Migrating to 1.0
1.0 removes every deprecated alias accumulated by the three renames and the API polish rounds. One name per concept — nothing else changed: semantics, transactional guarantees and performance are exactly those of 0.19.
The codemod
Most of the migration is mechanical. From your project root:
node node_modules/@continuum-js/frp/../../scripts/codemod-1.0.mjs src
# or copy scripts/codemod-1.0.mjs from the Continuum repoIt rewrites every mechanical rename in-place and prints a warning with instructions for the few call sites that need a human (argument-order changes).

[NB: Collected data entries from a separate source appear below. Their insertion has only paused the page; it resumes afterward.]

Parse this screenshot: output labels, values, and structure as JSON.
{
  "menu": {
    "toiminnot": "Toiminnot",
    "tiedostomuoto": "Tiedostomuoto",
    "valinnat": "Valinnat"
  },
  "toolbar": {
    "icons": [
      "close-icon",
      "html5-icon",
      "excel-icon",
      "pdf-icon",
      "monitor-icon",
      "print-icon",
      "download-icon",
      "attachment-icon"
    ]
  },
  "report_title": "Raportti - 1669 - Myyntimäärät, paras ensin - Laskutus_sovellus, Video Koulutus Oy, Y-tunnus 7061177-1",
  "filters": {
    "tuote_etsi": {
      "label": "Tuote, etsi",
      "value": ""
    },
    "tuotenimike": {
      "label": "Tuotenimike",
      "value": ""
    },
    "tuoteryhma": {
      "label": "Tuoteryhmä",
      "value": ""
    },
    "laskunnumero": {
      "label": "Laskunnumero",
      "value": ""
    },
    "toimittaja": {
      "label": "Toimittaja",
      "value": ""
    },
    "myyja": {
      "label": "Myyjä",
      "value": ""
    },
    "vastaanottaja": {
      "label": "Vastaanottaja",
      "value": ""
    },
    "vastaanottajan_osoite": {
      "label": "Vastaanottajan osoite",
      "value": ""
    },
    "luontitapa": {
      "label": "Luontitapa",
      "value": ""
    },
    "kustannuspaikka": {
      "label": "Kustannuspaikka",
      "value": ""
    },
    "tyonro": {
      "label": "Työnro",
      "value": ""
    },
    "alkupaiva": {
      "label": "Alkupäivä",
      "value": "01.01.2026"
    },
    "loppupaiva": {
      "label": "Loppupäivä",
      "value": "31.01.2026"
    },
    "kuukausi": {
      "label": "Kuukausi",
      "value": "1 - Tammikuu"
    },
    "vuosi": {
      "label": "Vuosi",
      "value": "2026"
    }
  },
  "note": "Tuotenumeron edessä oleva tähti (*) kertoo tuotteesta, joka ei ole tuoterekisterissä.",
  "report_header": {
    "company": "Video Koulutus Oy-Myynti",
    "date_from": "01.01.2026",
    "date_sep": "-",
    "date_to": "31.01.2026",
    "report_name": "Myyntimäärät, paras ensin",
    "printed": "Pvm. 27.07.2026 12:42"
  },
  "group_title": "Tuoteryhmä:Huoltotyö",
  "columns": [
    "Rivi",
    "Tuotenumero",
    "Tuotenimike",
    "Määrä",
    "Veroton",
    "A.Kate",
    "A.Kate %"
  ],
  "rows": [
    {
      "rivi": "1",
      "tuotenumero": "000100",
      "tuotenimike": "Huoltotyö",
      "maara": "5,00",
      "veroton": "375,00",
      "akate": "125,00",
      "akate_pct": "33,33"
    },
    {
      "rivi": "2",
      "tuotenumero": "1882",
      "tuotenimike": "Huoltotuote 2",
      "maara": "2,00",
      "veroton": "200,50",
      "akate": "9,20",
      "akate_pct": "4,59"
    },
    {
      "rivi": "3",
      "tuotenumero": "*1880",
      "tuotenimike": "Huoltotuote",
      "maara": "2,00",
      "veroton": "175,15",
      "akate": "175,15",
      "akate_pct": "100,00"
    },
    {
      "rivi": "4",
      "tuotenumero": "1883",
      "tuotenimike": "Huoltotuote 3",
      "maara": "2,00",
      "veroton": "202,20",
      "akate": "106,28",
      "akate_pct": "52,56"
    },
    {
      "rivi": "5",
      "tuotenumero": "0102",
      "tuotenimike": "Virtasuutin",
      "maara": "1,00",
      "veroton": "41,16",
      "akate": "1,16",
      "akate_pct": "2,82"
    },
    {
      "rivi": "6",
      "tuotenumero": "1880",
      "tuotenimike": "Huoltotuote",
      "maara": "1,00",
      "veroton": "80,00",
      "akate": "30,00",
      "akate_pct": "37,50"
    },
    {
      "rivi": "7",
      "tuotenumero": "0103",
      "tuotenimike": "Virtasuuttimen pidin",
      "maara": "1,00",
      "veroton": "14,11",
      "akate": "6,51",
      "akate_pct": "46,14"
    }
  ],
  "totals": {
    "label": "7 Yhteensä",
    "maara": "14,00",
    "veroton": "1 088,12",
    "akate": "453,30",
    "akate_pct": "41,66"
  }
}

Commit before running; review the diff after.
Renamed — mechanical
| Before 1.0 | 1.0 |
|---|---|
Wire<A> / Behavior<A> | State<A> |
wire(init) | state(init) |
WireSource<A> | StateSource<A> |
Event<A> | Stream<A> |
newEvent() | newStream() |
e.gate(b) | e.when(b) |
ea.orElse(eb) | ea.or(eb) |
Wire.switchB(w) | flatten(w) |
Wire.switchE(w) | flatten(w) |
distinctB(b, eq?) (std) | dedupe(b, eq?) |
Changed shape — needs a human
| Before 1.0 | 1.0 |
|---|---|
const [b, set] = newBehavior(x) | const b = state(x) — one value; write via b.set |
e.snapshot(b, f) | b.at(e, (value, event) => f(event, value)) — data first |
Wire.lift2(f, a, b) | combine(a, b, f) |
Wire.lift3(f, a, b, c) | combine(a, b, c, f) |
Wire.apply(bf, ba) | combine(bf, ba, (f, a) => f(a)) |
The codemod converts the single-line newBehavior destructuring automatically and flags the rest.
Why these names
The naming history — and the reasoning behind each rename — is told in History. The short version: Event read as one occurrence and collided with DOM's Event; Behavior was theory jargon; Wire was a metaphor nobody recognized. state is the word you already think in.